I had flashbacks to when I was in my early teens and admitted to a friend that one of my celebrity crushes was the Christian rapper, Lecrae. A look of pure disgust crossed over her face as her words dripped over me like poison.

“But, he's black.”

My experiences are not isolated. A little more than a month ago, a Mississippi couple was denied a wedding venue because the groom was black and the bride was white. The venue's owners claimed the couple’s union went against their “Christian beliefs.”

The so-called “Christian” motivations behind such bigoted opinions are deeply embedded in some conservative Christians circles, which cherry-pick parts of the Bible that fit into their personal mold of God. Often, such Christians identify with the “Religious Right.”

The creation of the Religious Right can be traced back to the late 1960s, when public schools were forced to integrate. In response to mandatory integration, conservative white Christians formed new whites-only private schools. In one particular county, Holmes County in Mississippi, the number of white students enrolled in public schools had dropped to zero in the years following the Brown v.

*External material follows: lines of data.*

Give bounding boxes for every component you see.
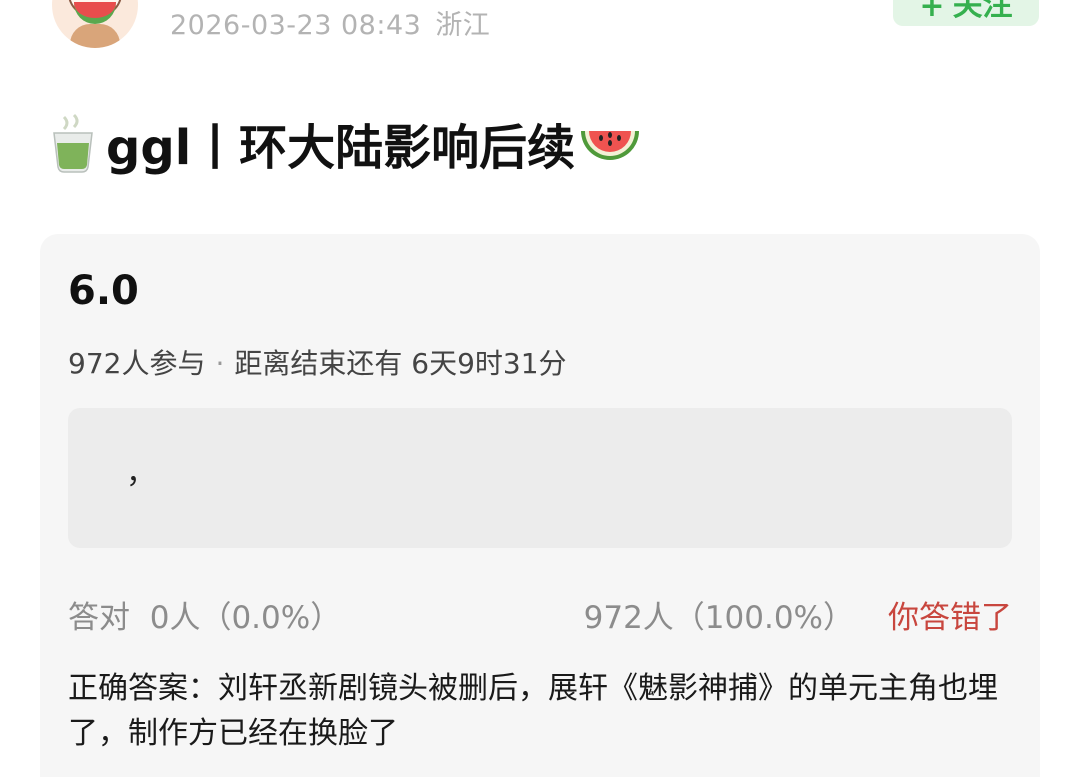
user-answer: ， (126, 456, 156, 491)
result-row: 答对 0人（0.0%） 972人（100.0%） 你答错了 (68, 592, 1012, 637)
post-title-text: ggl丨环大陆影响后续 (106, 120, 576, 176)
avatar-watermelon (74, 2, 116, 24)
post-location: 浙江 (435, 10, 491, 41)
correct-answer: 正确答案：刘轩丞新剧镜头被删后，展轩《魅影神捕》的单元主角也埋了，制作方已经在换… (68, 671, 998, 751)
quiz-score: 6.0 (68, 268, 139, 314)
answer-box: ， (68, 408, 1012, 548)
watermelon-icon (581, 131, 640, 160)
wrong-answer-badge: 你答错了 (888, 600, 1012, 636)
correct-label: 答对 (68, 600, 130, 636)
quiz-card: 6.0 972人参与 · 距离结束还有 6天9时31分 ， 答对 0人（0.0%） … (40, 234, 1040, 777)
avatar[interactable] (52, 0, 138, 48)
correct-count: 0人（0.0%） (149, 600, 342, 636)
plus-icon: + (919, 0, 945, 24)
follow-label: 关注 (952, 0, 1013, 23)
wrong-count: 972人（100.0%） (583, 600, 854, 636)
wrong-stat: 972人（100.0%） 你答错了 (584, 592, 1012, 637)
stats-separator: · (215, 347, 225, 380)
post-page: 2026-03-23 08:43 浙江 + 关注 ggl丨环大陆影响后续 6.0 … (0, 0, 1080, 777)
avatar-body (70, 24, 120, 48)
post-title: ggl丨环大陆影响后续 (50, 108, 643, 178)
participant-count: 972人参与 (68, 347, 206, 380)
correct-stat: 答对 0人（0.0%） (68, 592, 341, 637)
tea-cup-icon (53, 113, 93, 173)
time-remaining: 距离结束还有 6天9时31分 (234, 347, 567, 380)
post-date: 2026-03-23 08:43 (170, 10, 422, 41)
quiz-stats: 972人参与 · 距离结束还有 6天9时31分 (68, 342, 567, 382)
follow-button[interactable]: + 关注 (893, 0, 1039, 26)
post-meta: 2026-03-23 08:43 浙江 (170, 3, 490, 42)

Board of Education ruling.

In the spring of 1969, a group of African-American parents sued the Treasury Department on the basis that the private schools should not obtain tax-exempt, “charity” status due to their discriminatory policies. The following year, President Richard Nixon issued a new policy in which the Internal Revenue Service was to deny tax exemptions to all segregated schools in the U.S. under Title VI of the Civil Rights Act.

The ruling on the case upheld the new policy, and white evangelicals were furious. At first, some private Christian schools such as Bob Jones University refused to abide by the policy, using the defense that the Bible mandated segregation. Eventually, the university was legally forced to allow African Americans, but they only admitted married African Americans in order to prevent interracial dating relationships. The IRS stripped the university of its tax-exempt status in 1975.

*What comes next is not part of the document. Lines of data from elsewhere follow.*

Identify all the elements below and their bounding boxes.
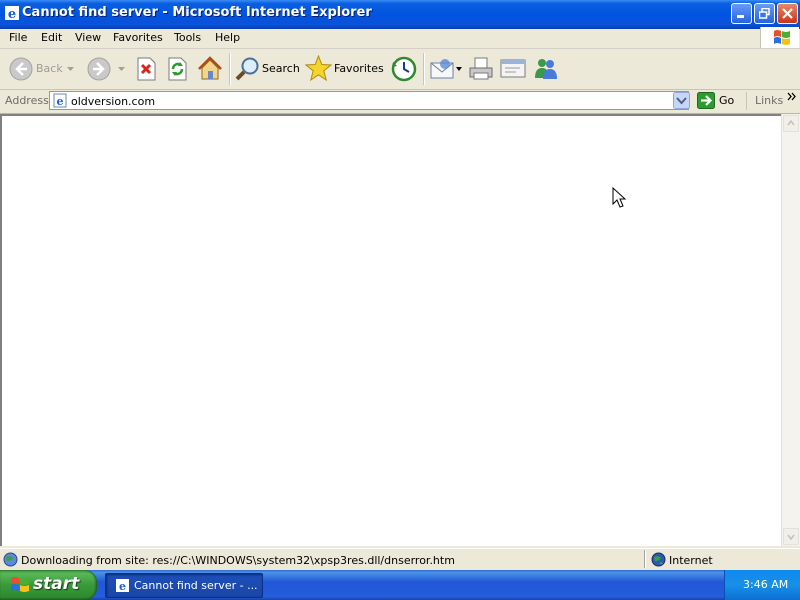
vertical-scrollbar[interactable] [781, 114, 800, 546]
scroll-down-icon [787, 534, 795, 541]
scroll-down-button[interactable] [783, 528, 799, 545]
toolbar: Back Search Favorites [0, 49, 800, 90]
internet-zone-globe-icon [651, 552, 666, 567]
scroll-up-icon [787, 119, 795, 126]
mail-icon[interactable] [430, 58, 455, 80]
svg-text:e: e [119, 580, 126, 593]
svg-text:e: e [57, 95, 64, 108]
scroll-up-button[interactable] [783, 115, 799, 132]
toolbar-separator [229, 53, 231, 85]
menu-view[interactable]: View [75, 31, 101, 44]
ie-taskbar-icon: e [116, 579, 129, 593]
address-value: oldversion.com [71, 95, 156, 108]
windows-logo-icon [11, 577, 29, 592]
links-button[interactable]: Links [755, 94, 783, 107]
search-icon[interactable] [235, 56, 261, 82]
address-label: Address [5, 94, 49, 107]
title-bar[interactable]: e Cannot find server - Microsoft Interne… [0, 0, 800, 29]
windows-logo [760, 27, 799, 48]
forward-arrow-icon[interactable] [87, 57, 111, 81]
close-button[interactable] [777, 3, 798, 24]
go-arrow-icon[interactable] [697, 92, 715, 109]
page-content[interactable] [0, 114, 781, 546]
clock[interactable]: 3:46 AM [743, 578, 788, 591]
security-zone-label: Internet [669, 554, 713, 567]
menu-bar: File Edit View Favorites Tools Help [0, 29, 800, 49]
back-arrow-icon[interactable] [9, 57, 33, 81]
menu-favorites[interactable]: Favorites [113, 31, 163, 44]
window-title: Cannot find server - Microsoft Internet … [22, 5, 372, 20]
address-bar: Address e oldversion.com Go Links [0, 90, 800, 114]
home-icon[interactable] [197, 56, 223, 81]
mouse-cursor-icon [612, 187, 626, 208]
messenger-icon[interactable] [533, 56, 559, 81]
favorites-button[interactable]: Favorites [334, 62, 384, 75]
svg-text:e: e [8, 7, 16, 21]
stop-icon[interactable] [136, 57, 157, 81]
refresh-icon[interactable] [167, 57, 188, 81]
close-icon [782, 8, 793, 19]
windows-flag-icon [774, 30, 790, 45]
restore-icon [759, 8, 770, 19]
loading-globe-icon [3, 552, 18, 567]
page-icon: e [53, 93, 67, 108]
mail-dropdown-icon[interactable] [456, 67, 462, 71]
menu-help[interactable]: Help [215, 31, 240, 44]
go-button[interactable]: Go [719, 94, 734, 107]
history-icon[interactable] [391, 56, 417, 82]
menu-file[interactable]: File [9, 31, 27, 44]
back-button[interactable]: Back [36, 62, 63, 75]
taskbar-item-ie[interactable]: e Cannot find server - ... [105, 573, 263, 598]
forward-dropdown-icon[interactable] [118, 67, 125, 71]
status-separator [644, 550, 646, 568]
toolbar-separator [423, 53, 425, 85]
address-dropdown-icon[interactable] [673, 92, 690, 109]
taskbar-item-label: Cannot find server - ... [134, 579, 258, 592]
back-dropdown-icon[interactable] [67, 67, 74, 71]
minimize-icon [737, 15, 744, 18]
favorites-star-icon[interactable] [305, 55, 332, 82]
minimize-button[interactable] [731, 3, 752, 24]
status-text: Downloading from site: res://C:\WINDOWS\… [21, 554, 455, 567]
chevron-right-icon[interactable] [787, 92, 797, 101]
restore-button[interactable] [754, 3, 775, 24]
start-label: start [33, 574, 80, 594]
search-button[interactable]: Search [262, 62, 300, 75]
print-icon[interactable] [468, 56, 494, 81]
edit-icon[interactable] [500, 57, 526, 79]
links-separator [746, 92, 747, 110]
start-button[interactable]: start [0, 570, 97, 600]
status-bar: Downloading from site: res://C:\WINDOWS\… [0, 548, 800, 571]
ie-icon: e [5, 6, 19, 21]
menu-edit[interactable]: Edit [41, 31, 62, 44]
address-input[interactable]: e oldversion.com [49, 91, 689, 110]
menu-tools[interactable]: Tools [174, 31, 201, 44]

According to historian Randall Balmer, this was the foundation of the Religious Right. Old habits clearly do die hard.

As people of faith, our blood should boil when we hear people try to say our God is for marriage segregation, because the God of the Bible is one who celebrates diversity and interracial marriage.

Perhaps one of my favorite examples is that of Boaz and Ruth. Ruth came from a pagan Moabite culture, whereas Boaz came from the tribe of Judah. Prior to their union, Ruth was married to a son of Naomi, also from the tribe of Judah. The story of Boaz and Ruth is a beautiful picture of how God led them to one another after the loss of Ruth’s husband, and how cultural differences can be celebrated. Ruth, a Moabite woman, is one of only five women listed in the genealogy of Jesus Christ.

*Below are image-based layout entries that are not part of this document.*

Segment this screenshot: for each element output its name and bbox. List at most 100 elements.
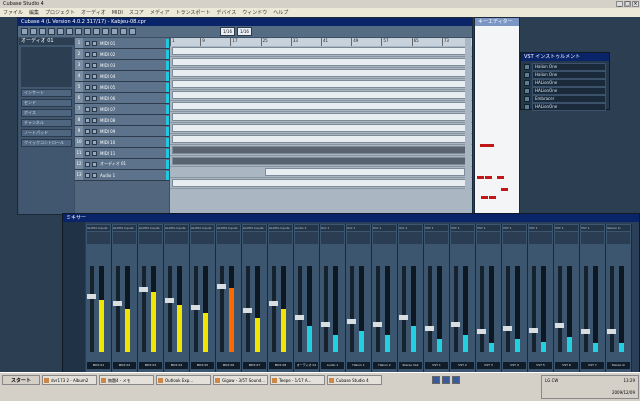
mute-button[interactable] — [85, 84, 90, 90]
channel-name[interactable]: VST 2 — [451, 362, 474, 369]
power-icon[interactable] — [524, 72, 530, 78]
midi-part[interactable] — [172, 91, 468, 99]
mute-button[interactable] — [85, 128, 90, 134]
event-display[interactable] — [170, 46, 472, 214]
volume-fader-track[interactable] — [376, 266, 380, 352]
track-lane[interactable] — [170, 178, 472, 189]
input-routing[interactable]: VST 1 — [581, 225, 604, 231]
erase-icon[interactable] — [102, 28, 109, 35]
volume-fader-track[interactable] — [480, 266, 484, 352]
midi-note[interactable] — [497, 176, 504, 179]
solo-button[interactable] — [92, 128, 97, 134]
input-routing[interactable]: VST 1 — [477, 225, 500, 231]
track-lane[interactable] — [170, 134, 472, 145]
vsti-slot-name[interactable]: Halion One — [532, 63, 606, 71]
insert-slots[interactable] — [139, 232, 162, 244]
track-name[interactable]: MIDI 02 — [100, 52, 166, 57]
midi-part[interactable] — [172, 113, 468, 121]
track-row[interactable]: 8 MIDI 08 — [75, 115, 169, 126]
input-routing[interactable]: VST 1 — [451, 225, 474, 231]
input-routing[interactable]: Stereo In — [607, 225, 630, 231]
midi-part[interactable] — [172, 124, 468, 132]
solo-button[interactable] — [92, 117, 97, 123]
volume-fader-handle[interactable] — [191, 304, 200, 310]
insert-slots[interactable] — [607, 232, 630, 244]
play-icon[interactable] — [129, 28, 136, 35]
menu-item[interactable]: オーディオ — [81, 9, 106, 16]
volume-fader-track[interactable] — [350, 266, 354, 352]
insert-slots[interactable] — [347, 232, 370, 244]
insert-slots[interactable] — [581, 232, 604, 244]
volume-fader-track[interactable] — [428, 266, 432, 352]
mute-button[interactable] — [85, 51, 90, 57]
insert-slots[interactable] — [373, 232, 396, 244]
track-lane[interactable] — [170, 156, 472, 167]
mute-button[interactable] — [85, 150, 90, 156]
close-icon[interactable]: × — [632, 1, 639, 7]
vsti-slot[interactable]: HALionOne — [524, 103, 606, 111]
inspector-settings[interactable] — [21, 47, 72, 87]
midi-part[interactable] — [172, 80, 468, 88]
solo-button[interactable] — [92, 73, 97, 79]
channel-name[interactable]: MIDI 03 — [139, 362, 162, 369]
midi-part[interactable] — [172, 58, 468, 66]
track-row[interactable]: 5 MIDI 05 — [75, 82, 169, 93]
vsti-slot[interactable]: Halion One — [524, 63, 606, 71]
mute-icon[interactable] — [48, 28, 55, 35]
vsti-slot-name[interactable]: Halion One — [532, 71, 606, 79]
volume-fader-handle[interactable] — [451, 322, 460, 327]
volume-fader-handle[interactable] — [555, 323, 564, 329]
insert-slots[interactable] — [113, 232, 136, 244]
insert-slots[interactable] — [191, 232, 214, 244]
draw-icon[interactable] — [120, 28, 127, 35]
solo-button[interactable] — [92, 95, 97, 101]
channel-name[interactable]: MIDI 05 — [191, 362, 214, 369]
solo-button[interactable] — [92, 84, 97, 90]
insert-slots[interactable] — [425, 232, 448, 244]
mute-button[interactable] — [85, 62, 90, 68]
inspector-section[interactable]: インサート — [21, 89, 72, 97]
volume-fader-handle[interactable] — [165, 297, 174, 303]
volume-fader-handle[interactable] — [581, 329, 590, 334]
solo-button[interactable] — [92, 161, 97, 167]
midi-part[interactable] — [172, 102, 468, 110]
solo-button[interactable] — [92, 139, 97, 145]
menu-item[interactable]: ヘルプ — [273, 9, 288, 16]
channel-name[interactable]: MIDI 07 — [243, 362, 266, 369]
vsti-slot-name[interactable]: Embracer — [532, 95, 606, 103]
insert-slots[interactable] — [451, 232, 474, 244]
vsti-slot[interactable]: HALionOne — [524, 79, 606, 87]
mute-button[interactable] — [85, 40, 90, 46]
track-name[interactable]: Audio 1 — [100, 173, 166, 178]
track-name[interactable]: MIDI 05 — [100, 85, 166, 90]
solo-button[interactable] — [92, 40, 97, 46]
power-icon[interactable] — [524, 104, 530, 110]
volume-fader-track[interactable] — [454, 266, 458, 352]
input-routing[interactable]: Out 1 — [321, 225, 344, 231]
track-row[interactable]: 7 MIDI 07 — [75, 104, 169, 115]
midi-part[interactable] — [172, 179, 468, 187]
inspector-section[interactable]: センド — [21, 99, 72, 107]
track-row[interactable]: 2 MIDI 02 — [75, 49, 169, 60]
solo-icon[interactable] — [57, 28, 64, 35]
channel-name[interactable]: VST 1 — [425, 362, 448, 369]
mute-button[interactable] — [85, 161, 90, 167]
track-name[interactable]: MIDI 09 — [100, 129, 166, 134]
track-row[interactable]: 12 オーディオ 01 — [75, 159, 169, 170]
inspector-track-name[interactable]: オーディオ 01 — [19, 38, 74, 45]
volume-fader-handle[interactable] — [139, 287, 148, 292]
menu-item[interactable]: MIDI — [112, 10, 123, 16]
volume-fader-handle[interactable] — [529, 327, 538, 333]
volume-fader-handle[interactable] — [373, 322, 382, 327]
channel-name[interactable]: Stereo In — [607, 362, 630, 369]
input-routing[interactable]: VST 1 — [529, 225, 552, 231]
vsti-slot[interactable]: Embracer — [524, 95, 606, 103]
vsti-titlebar[interactable]: VST インストゥルメント — [521, 53, 609, 61]
volume-fader-handle[interactable] — [425, 325, 434, 331]
channel-name[interactable]: VST 7 — [581, 362, 604, 369]
mute-button[interactable] — [85, 106, 90, 112]
track-row[interactable]: 11 MIDI 11 — [75, 148, 169, 159]
menu-item[interactable]: スコア — [129, 9, 144, 16]
track-lane[interactable] — [170, 90, 472, 101]
channel-name[interactable]: Halion 2 — [373, 362, 396, 369]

There are other examples. Consider Moses and Zipporah, Esther and King Ahasuerus, Joseph and Asenath - all of which were marriages God ordained and blessed.

The thought of God being “for” one particular group of people (whites) over all others is not found in the Bible, but it is something tightly woven into the tapestry of American history. And consciously, or unconsciously, it’s been passed on to future generations.

One of my college friends, Sydney, admitted to me how Christians challenged the legitimacy of her first relationship with an African-American man.

In one particular instance, a church friend of Sydney’s confronted her and said, “Sydney, I know you are so much better than that. Do you know what black men do? Does God still love you?”

According to Sydney, this judgment and condescending attitude have no place in the heart of a Christian. “You see, you cannot be racist or against interracial relationships and follow Jesus. It just does not work like that,” Sydney said. “God commanded us to love others.”

A Christian risks disobeying the greatest command Jesus gave us by continuing to allow human opinion to taint the waters of their faith. Opposition to interracial relationships may have once been typical behavior among Christians, and I mourn that, but this attitude certainly should not continue.

As people of faith, united in our adoption by Jesus Christ, let us work to build longer tables, not the opposite.